今ニッサン自動車元会長ゴーンが裏金16億円を渡した相手というサウジアラビア人のジュハリという大富豪、

半世紀近い大昔、私が握手したのは多分当人かその親父ではないかなと思い出しました。

私は19725月から2年余、サウジアラビアの西岸、サウジアラビア最大の都市ジェッダにセメントプラント

増強工事のため滞在していました。

当時、私はIHI入社13年後の35歳、橋専門の土木技術者から海外工事を手掛けるCivil Engineer転向し、

当時は未知の国の順応性だけが取り柄の若きエンジニアでした。

今から約世紀前、サウジアラビアの知識としては、近東最大の産油国で回教の戒律の厳しい砂漠の国、女人

禁制で酒が飲めない異端の国であるという他は、国情が殆ど分っていない地であり、
当時35歳の私は、

家内と子供2人を国内に残し単身で2年余を過ごしたのです。

この国の特有の諸話はさて置き、私が仕事をしたセメント工場のオーナーが当国でも指折りの富豪ジュハリでした。

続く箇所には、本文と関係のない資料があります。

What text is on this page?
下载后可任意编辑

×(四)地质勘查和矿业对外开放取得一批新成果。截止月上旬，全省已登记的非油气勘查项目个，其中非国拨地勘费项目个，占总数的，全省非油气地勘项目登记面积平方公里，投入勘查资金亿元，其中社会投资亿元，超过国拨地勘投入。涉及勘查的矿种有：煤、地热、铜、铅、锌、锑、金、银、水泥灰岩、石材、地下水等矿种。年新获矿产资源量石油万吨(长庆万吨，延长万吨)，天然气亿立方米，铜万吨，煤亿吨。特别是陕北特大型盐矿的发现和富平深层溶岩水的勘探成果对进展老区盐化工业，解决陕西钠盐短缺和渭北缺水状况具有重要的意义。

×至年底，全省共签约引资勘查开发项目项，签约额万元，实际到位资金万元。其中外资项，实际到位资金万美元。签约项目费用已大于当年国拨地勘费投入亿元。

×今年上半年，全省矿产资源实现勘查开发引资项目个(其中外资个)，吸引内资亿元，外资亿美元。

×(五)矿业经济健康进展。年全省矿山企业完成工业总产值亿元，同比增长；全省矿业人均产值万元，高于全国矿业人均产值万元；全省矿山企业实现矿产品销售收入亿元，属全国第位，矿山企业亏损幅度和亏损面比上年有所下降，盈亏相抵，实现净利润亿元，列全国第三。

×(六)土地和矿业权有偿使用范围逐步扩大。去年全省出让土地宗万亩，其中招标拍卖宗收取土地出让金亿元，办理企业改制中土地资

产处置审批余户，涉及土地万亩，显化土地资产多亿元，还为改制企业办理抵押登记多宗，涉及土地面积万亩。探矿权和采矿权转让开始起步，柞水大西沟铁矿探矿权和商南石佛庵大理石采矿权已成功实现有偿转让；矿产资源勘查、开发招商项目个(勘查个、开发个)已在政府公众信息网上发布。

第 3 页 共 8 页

ジュハリの一族は元々は砂漠の民ベトウイン出身、20世紀の初頭、かの有名なアラビアのローレンスと組み、

当時アラビア半島を支配していたイギリス、トルコの勢力を追い出したアラビア半島西岸の士族の英雄で、その功績により

その後、国内の電力、セメント業界等を支配
する大富豪になったのです。

私が滞在していた当時から
スイスに邸宅があり、一家は殆どスイスに滞在しサウジ国内の諸業務は秘書任せ、

現地ニッサン代理店もone of them、
とにかく当国でも桁違いの富豪のようでした。

 

御本尊のジュハリ氏は、工事中確か1,2回現場を視察に来ました。

当時の確か年齢は40歳ぐらいの記憶で、アラビア人とも思えない中柄な優しい男で、私は工事担当者として紹介され握手

なんて相手は軟らかい手をしているのだろうとの記憶を思い出しました。

私が握手をした相手は、今新聞に載っている話題の当人か、半世紀も経っているのであるいは息子かも知れない、

との我が若かりし頃の記憶を思い出しました。